Don't Be a Leacher! Contribute!

Web 2.0, the social network, the web made up of blogs, photo-sharing sites and tags, thrives on active participation. The value of this network increases not just due to more people reading other people's blogs, viewing their photo's and using their tags to search the web, but by more people actively blogging, sharing and tagging themselves. Hence, the network effect should only be contributed to those who actively contribute to such a social network.

Open source communities are essentially networks as well. Due to the contribution of many volunteers someting of value is created. Following the success of Linux, Apache and Firefox, just to name a few, the open source development model seems to be the model of the future. That is, if users and/or companies are to act as active contributors and/or participants within these communities, instead of 'leachers' who just take and use the fruits of others' labour, hoping that the latter will continue doing their 'free, open source thingy'. Such behaviour would eventually lead to programmers and other creatives being less and less willing to make their creations available to others.
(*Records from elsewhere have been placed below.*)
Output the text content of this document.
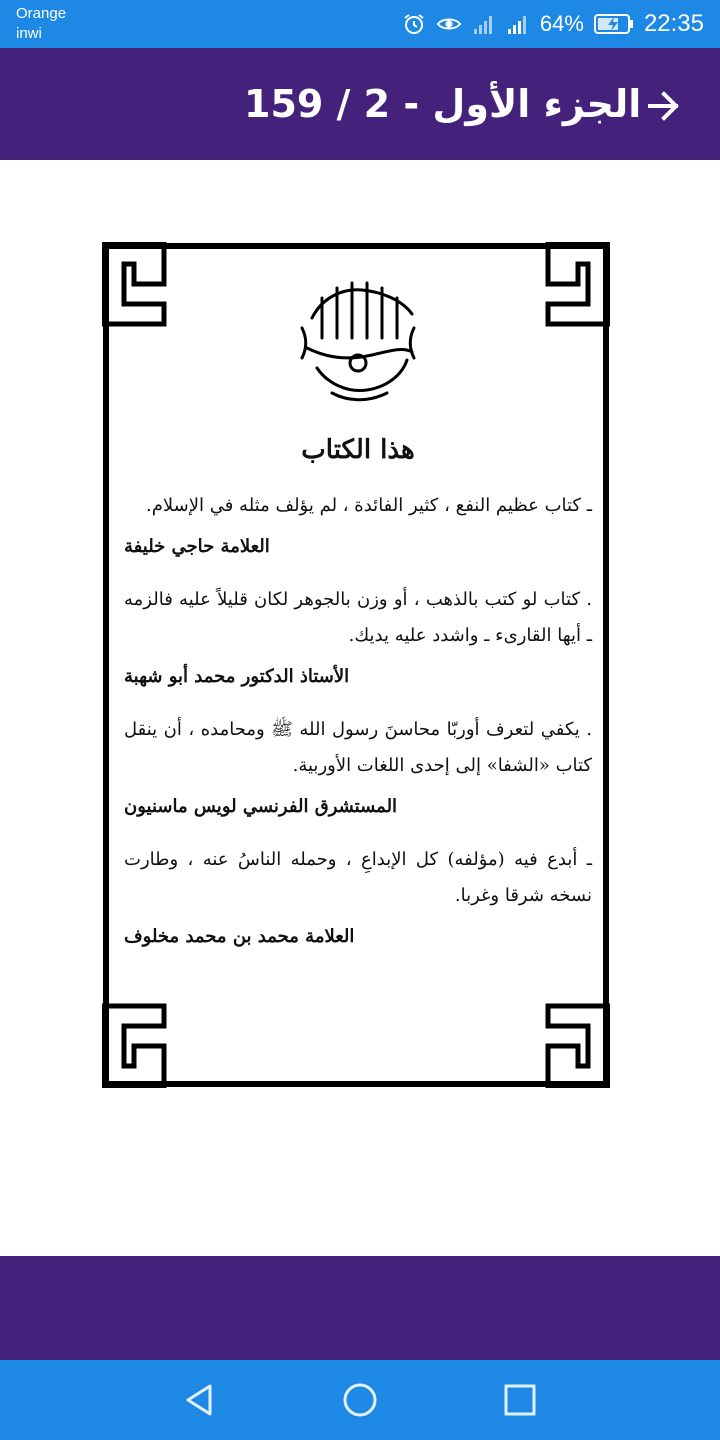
Orange
inwi	64%	22:35
الجزء الأول - 2 / 159
هذا الكتاب

ـ كتاب عظيم النفع ، كثير الفائدة ، لم يؤلف مثله في الإسلام.

العلامة حاجي خليفة

. كتاب لو كتب بالذهب ، أو وزن بالجوهر لكان قليلاً عليه فالزمه ـ أيها القارىء ـ واشدد عليه يديك.

الأستاذ الدكتور محمد أبو شهبة

. يكفي لتعرف أوربّا محاسنَ رسول الله ﷺ ومحامده ، أن ينقل كتاب «الشفا» إلى إحدى اللغات الأوربية.

المستشرق الفرنسي لويس ماسنيون

ـ أبدع فيه (مؤلفه) كل الإبداعِ ، وحمله الناسُ عنه ، وطارت نسخه شرقا وغربا.

العلامة محمد بن محمد مخلوف
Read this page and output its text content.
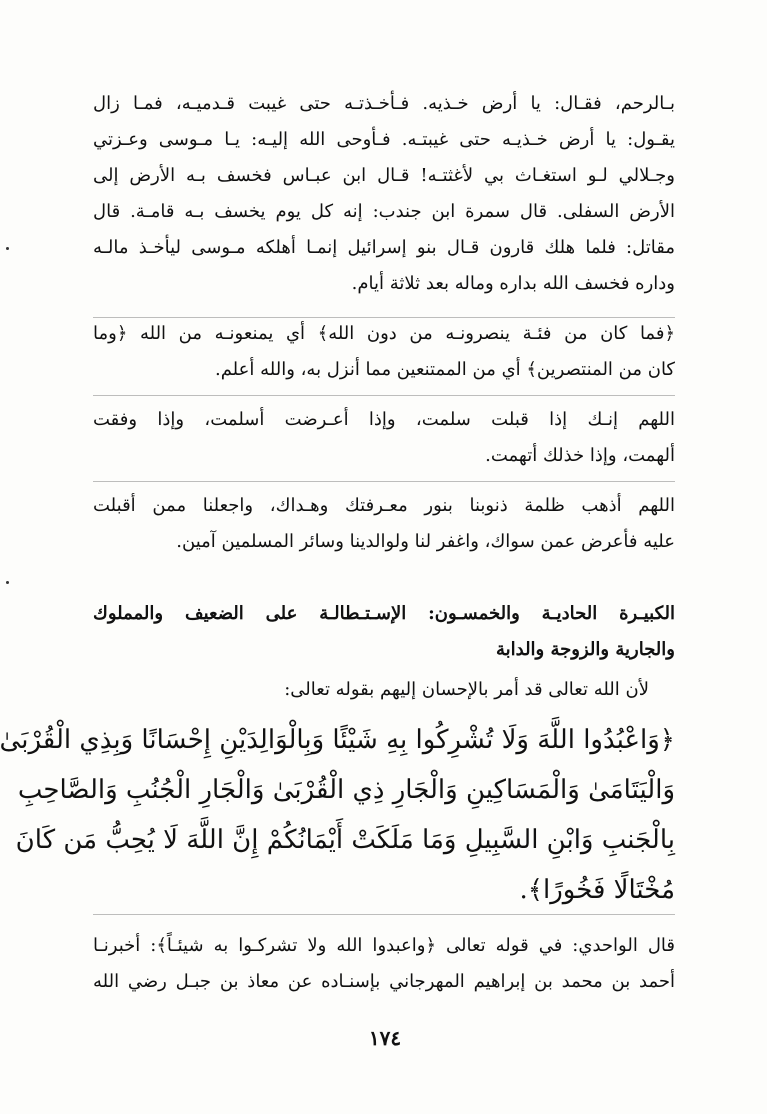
بـالرحم، فقـال: يا أرض خـذيه. فـأخـذتـه حتى غيبت قـدميـه، فمـا زال
يقـول: يا أرض خـذيـه حتى غيبتـه. فـأوحى الله إليـه: يـا مـوسى وعـزتي
وجـلالي لـو استغـاث بي لأغثتـه! قـال ابن عبـاس فخسف بـه الأرض إلى
الأرض السفلى. قال سمرة ابن جندب: إنه كل يوم يخسف بـه قامـة. قال
مقاتل: فلما هلك قارون قـال بنو إسرائيل إنمـا أهلكه مـوسى ليأخـذ مالـه
وداره فخسف الله بداره وماله بعد ثلاثة أيام.
﴿فما كان من فئـة ينصرونـه من دون الله﴾ أي يمنعونـه من الله ﴿وما
كان من المنتصرين﴾ أي من الممتنعين مما أنزل به، والله أعلم.
اللهم إنـك إذا قبلت سلمت، وإذا أعـرضت أسلمت، وإذا وفقت
ألهمت، وإذا خذلك أتهمت.
اللهم أذهب ظلمة ذنوبنا بنور معـرفتك وهـداك، واجعلنا ممن أقبلت
عليه فأعرض عمن سواك، واغفر لنا ولوالدينا وسائر المسلمين آمين.
الكبيـرة الحاديـة والخمسـون: الإسـتـطالـة على الضعيف والمملوك
والجارية والزوجة والدابة
لأن الله تعالى قد أمر بالإحسان إليهم بقوله تعالى:
﴿وَاعْبُدُوا اللَّهَ وَلَا تُشْرِكُوا بِهِ شَيْئًا وَبِالْوَالِدَيْنِ إِحْسَانًا وَبِذِي الْقُرْبَىٰ
وَالْيَتَامَىٰ وَالْمَسَاكِينِ وَالْجَارِ ذِي الْقُرْبَىٰ وَالْجَارِ الْجُنُبِ وَالصَّاحِبِ
بِالْجَنبِ وَابْنِ السَّبِيلِ وَمَا مَلَكَتْ أَيْمَانُكُمْ إِنَّ اللَّهَ لَا يُحِبُّ مَن كَانَ
مُخْتَالًا فَخُورًا﴾.
قال الواحدي: في قوله تعالى ﴿واعبدوا الله ولا تشركـوا به شيئـاً﴾: أخبرنـا
أحمد بن محمد بن إبراهيم المهرجاني بإسنـاده عن معاذ بن جبـل رضي الله
١٧٤
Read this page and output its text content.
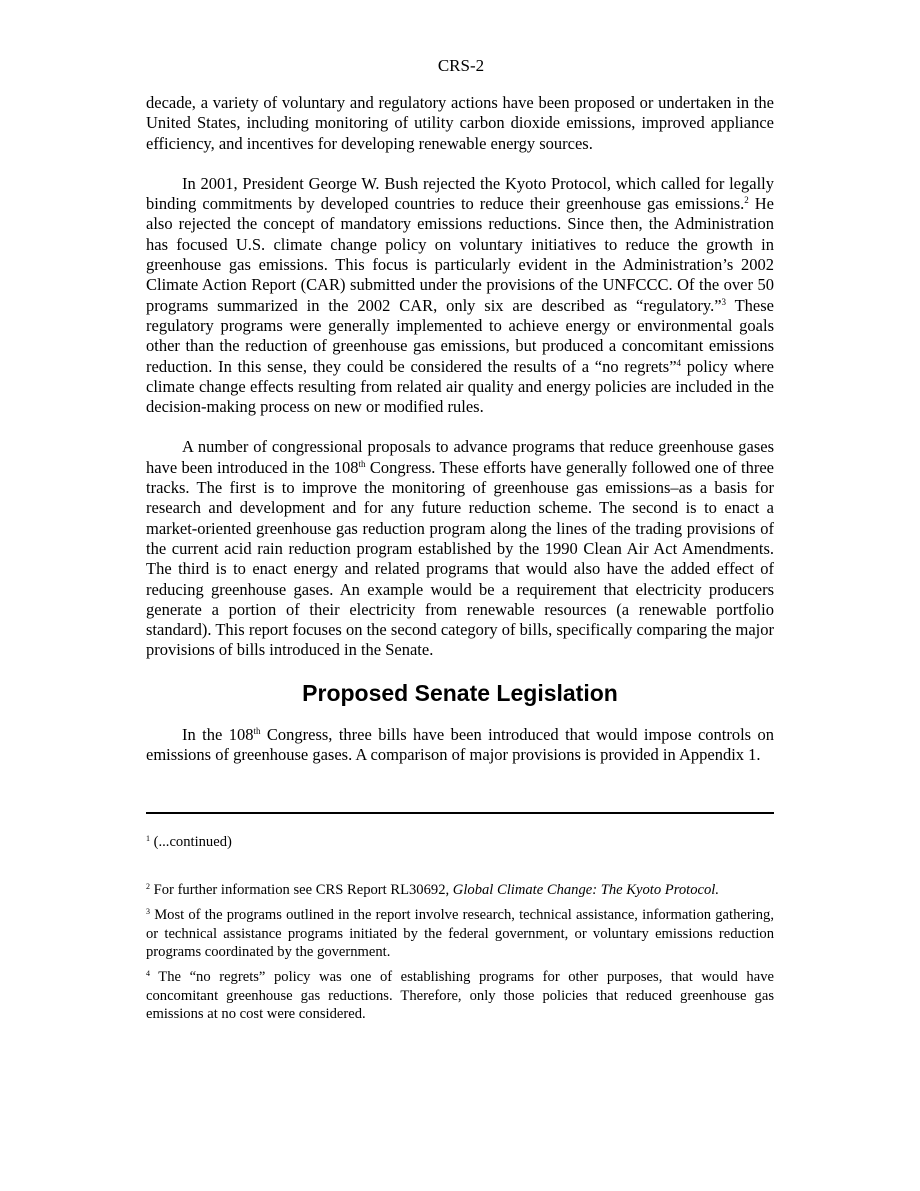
CRS-2

decade, a variety of voluntary and regulatory actions have been proposed or undertaken in the United States, including monitoring of utility carbon dioxide emissions, improved appliance efficiency, and incentives for developing renewable energy sources.

In 2001, President George W. Bush rejected the Kyoto Protocol, which called for legally binding commitments by developed countries to reduce their greenhouse gas emissions.$^2$ He also rejected the concept of mandatory emissions reductions. Since then, the Administration has focused U.S. climate change policy on voluntary initiatives to reduce the growth in greenhouse gas emissions. This focus is particularly evident in the Administration’s 2002 Climate Action Report (CAR) submitted under the provisions of the UNFCCC. Of the over 50 programs summarized in the 2002 CAR, only six are described as “regulatory.”$^3$ These regulatory programs were generally implemented to achieve energy or environmental goals other than the reduction of greenhouse gas emissions, but produced a concomitant emissions reduction. In this sense, they could be considered the results of a “no regrets”$^4$ policy where climate change effects resulting from related air quality and energy policies are included in the decision-making process on new or modified rules.

A number of congressional proposals to advance programs that reduce greenhouse gases have been introduced in the 108th Congress. These efforts have generally followed one of three tracks. The first is to improve the monitoring of greenhouse gas emissions–as a basis for research and development and for any future reduction scheme. The second is to enact a market-oriented greenhouse gas reduction program along the lines of the trading provisions of the current acid rain reduction program established by the 1990 Clean Air Act Amendments. The third is to enact energy and related programs that would also have the added effect of reducing greenhouse gases. An example would be a requirement that electricity producers generate a portion of their electricity from renewable resources (a renewable portfolio standard). This report focuses on the second category of bills, specifically comparing the major provisions of bills introduced in the Senate.

Proposed Senate Legislation

In the 108th Congress, three bills have been introduced that would impose controls on emissions of greenhouse gases. A comparison of major provisions is provided in Appendix 1.

$^1$ (...continued)

$^2$ For further information see CRS Report RL30692, Global Climate Change: The Kyoto Protocol.

$^3$ Most of the programs outlined in the report involve research, technical assistance, information gathering, or technical assistance programs initiated by the federal government, or voluntary emissions reduction programs coordinated by the government.

$^4$ The “no regrets” policy was one of establishing programs for other purposes, that would have concomitant greenhouse gas reductions. Therefore, only those policies that reduced greenhouse gas emissions at no cost were considered.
A first sign that the open source development model may not always work as advertised is found in the problems that both the Firefox and OpenOffice communities experienced with respect to finding enough capable and motivated programmers to work on new releases. Obviously, a large user base does not automatically translate in a large contributor base. In an interview with BusinessWeek Online, Marc Fleury of JBoss fame actually called the viability of the commercial use of the open source development model in question altogether.
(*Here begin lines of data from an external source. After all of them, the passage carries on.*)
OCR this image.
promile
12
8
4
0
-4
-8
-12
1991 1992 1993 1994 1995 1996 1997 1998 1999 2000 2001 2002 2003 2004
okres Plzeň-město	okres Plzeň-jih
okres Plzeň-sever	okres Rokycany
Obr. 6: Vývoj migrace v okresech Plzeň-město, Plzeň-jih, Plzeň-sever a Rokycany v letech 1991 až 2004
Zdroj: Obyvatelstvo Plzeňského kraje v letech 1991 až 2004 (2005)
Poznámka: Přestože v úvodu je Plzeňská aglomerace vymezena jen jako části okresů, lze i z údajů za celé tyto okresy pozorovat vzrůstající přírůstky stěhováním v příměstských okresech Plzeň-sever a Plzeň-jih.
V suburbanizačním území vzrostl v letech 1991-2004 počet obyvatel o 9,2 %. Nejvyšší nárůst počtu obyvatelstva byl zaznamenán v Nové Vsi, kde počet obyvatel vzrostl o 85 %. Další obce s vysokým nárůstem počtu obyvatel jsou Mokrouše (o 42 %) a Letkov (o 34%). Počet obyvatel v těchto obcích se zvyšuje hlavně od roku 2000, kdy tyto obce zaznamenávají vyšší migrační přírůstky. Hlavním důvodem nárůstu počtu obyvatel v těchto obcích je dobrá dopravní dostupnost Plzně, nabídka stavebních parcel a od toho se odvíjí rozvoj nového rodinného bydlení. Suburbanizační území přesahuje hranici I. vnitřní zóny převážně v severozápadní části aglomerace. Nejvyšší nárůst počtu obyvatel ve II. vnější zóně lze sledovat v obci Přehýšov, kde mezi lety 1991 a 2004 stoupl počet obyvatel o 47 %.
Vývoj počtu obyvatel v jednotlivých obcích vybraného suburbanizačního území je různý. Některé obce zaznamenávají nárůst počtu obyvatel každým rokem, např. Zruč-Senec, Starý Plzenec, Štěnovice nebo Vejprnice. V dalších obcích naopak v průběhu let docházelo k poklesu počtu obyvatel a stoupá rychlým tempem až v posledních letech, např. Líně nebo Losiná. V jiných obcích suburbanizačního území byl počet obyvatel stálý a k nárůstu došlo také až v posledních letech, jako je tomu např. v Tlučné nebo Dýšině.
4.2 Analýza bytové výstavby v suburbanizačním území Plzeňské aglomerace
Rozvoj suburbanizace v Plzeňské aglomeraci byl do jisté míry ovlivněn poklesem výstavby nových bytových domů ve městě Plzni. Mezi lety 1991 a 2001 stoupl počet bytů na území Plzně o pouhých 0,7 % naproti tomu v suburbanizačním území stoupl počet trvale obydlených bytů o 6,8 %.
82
At the same time, however, a lot of commercial and non-commercial open source initiatives are underway to develop business applications ranging from data warehouses and CRM systems to complete ERP systems. Companies have a lot to gain from such open source software; save on the cost of licenses and support, avoid supplier lock-in, customize applications to own needs, etcetera. But if the majority of them remain passive users, who just enjoy the benefits without giving anything back to these communities, then the open source party may soon be over. It should be more of a 'give and take', whereby companies that use open source business applications at times try to contribute components and/or code and become involved in steering the direction in which these projects develop. Some of them may actually turn in-house development projects into open source projects, thereby leveraging the knowledge of the community and benefitting from extremely Quality Control ('many eyes make all bugs shallow'). Even if a company does not have an IT department capable of the above, it may still contribute through user testing or documenting the application.
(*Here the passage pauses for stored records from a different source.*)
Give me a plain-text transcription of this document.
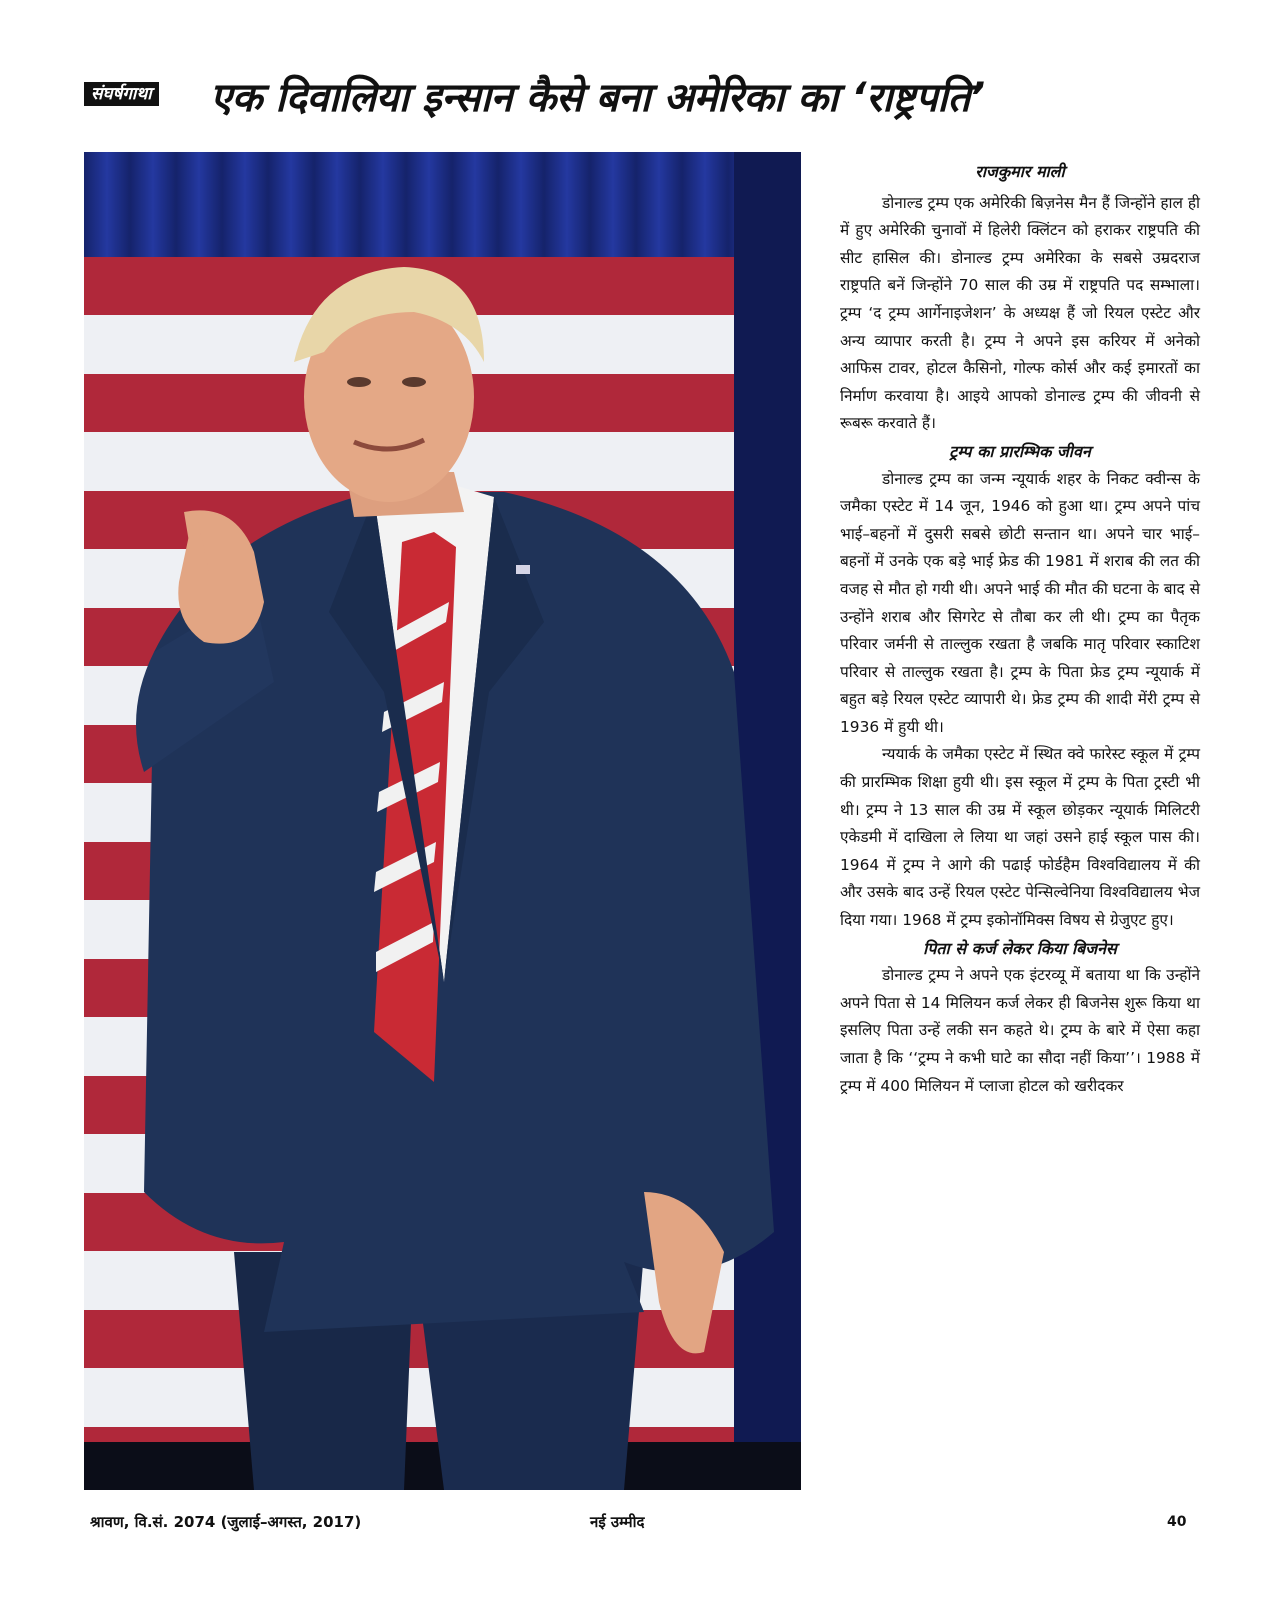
संघर्षगाथा एक दिवालिया इन्सान कैसे बना अमेरिका का ‘राष्ट्रपति’
राजकुमार माली

डोनाल्ड ट्रम्प एक अमेरिकी बिज़नेस मैन हैं जिन्होंने हाल ही में हुए अमेरिकी चुनावों में हिलेरी क्लिंटन को हराकर राष्ट्रपति की सीट हासिल की। डोनाल्ड ट्रम्प अमेरिका के सबसे उम्रदराज राष्ट्रपति बनें जिन्होंने 70 साल की उम्र में राष्ट्रपति पद सम्भाला। ट्रम्प ‘द ट्रम्प आर्गेनाइजेशन’ के अध्यक्ष हैं जो रियल एस्टेट और अन्य व्यापार करती है। ट्रम्प ने अपने इस करियर में अनेको आफिस टावर, होटल कैसिनो, गोल्फ कोर्स और कई इमारतों का निर्माण करवाया है। आइये आपको डोनाल्ड ट्रम्प की जीवनी से रूबरू करवाते हैं।

ट्रम्प का प्रारम्भिक जीवन

डोनाल्ड ट्रम्प का जन्म न्यूयार्क शहर के निकट क्वीन्स के जमैका एस्टेट में 14 जून, 1946 को हुआ था। ट्रम्प अपने पांच भाई–बहनों में दुसरी सबसे छोटी सन्तान था। अपने चार भाई–बहनों में उनके एक बड़े भाई फ्रेड की 1981 में शराब की लत की वजह से मौत हो गयी थी। अपने भाई की मौत की घटना के बाद से उन्होंने शराब और सिगरेट से तौबा कर ली थी। ट्रम्प का पैतृक परिवार जर्मनी से ताल्लुक रखता है जबकि मातृ परिवार स्काटिश परिवार से ताल्लुक रखता है। ट्रम्प के पिता फ्रेड ट्रम्प न्यूयार्क में बहुत बड़े रियल एस्टेट व्यापारी थे। फ्रेड ट्रम्प की शादी मेंरी ट्रम्प से 1936 में हुयी थी।

न्ययार्क के जमैका एस्टेट में स्थित क्वे फारेस्ट स्कूल में ट्रम्प की प्रारम्भिक शिक्षा हुयी थी। इस स्कूल में ट्रम्प के पिता ट्रस्टी भी थी। ट्रम्प ने 13 साल की उम्र में स्कूल छोड़कर न्यूयार्क मिलिटरी एकेडमी में दाखिला ले लिया था जहां उसने हाई स्कूल पास की। 1964 में ट्रम्प ने आगे की पढाई फोर्डहैम विश्वविद्यालय में की और उसके बाद उन्हें रियल एस्टेट पेन्सिल्वेनिया विश्वविद्यालय भेज दिया गया। 1968 में ट्रम्प इकोनॉमिक्स विषय से ग्रेजुएट हुए।

पिता से कर्ज लेकर किया बिजनेस

डोनाल्ड ट्रम्प ने अपने एक इंटरव्यू में बताया था कि उन्होंने अपने पिता से 14 मिलियन कर्ज लेकर ही बिजनेस शुरू किया था इसलिए पिता उन्हें लकी सन कहते थे। ट्रम्प के बारे में ऐसा कहा जाता है कि ‘‘ट्रम्प ने कभी घाटे का सौदा नहीं किया’’। 1988 में ट्रम्प में 400 मिलियन में प्लाजा होटल को खरीदकर

श्रावण, वि.सं. 2074 (जुलाई–अगस्त, 2017)	नई उम्मीद	40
Similar arguments hold with respect to open source initiatives in the consumer space. Here, however, the problem may be less stringent as the pool of users from which active contributors will come is much larger. But even if you don't want or can't contribute directly, you can always make (small) monetary contributions. Bram Cohen, the creator of Bittorrent, earns himself a comfortable living through voluntary donations and it is also through donations that contributors to IT Conversations get rewarded for their efforts. Whereas in the past incompatible international payment systems made it difficult (and expensive) for good-intentioned users of shareware to pay the creator his requested fee, internet-based payment systems such as PayPal now make this as easy as buying a book at Amazon. Just think of what alternatives to using an application or service would cost you or how much effort you would have to put in to establish something similar yourself. Seen in that light, such donations seem to be the least anyone can contribute to an open source community.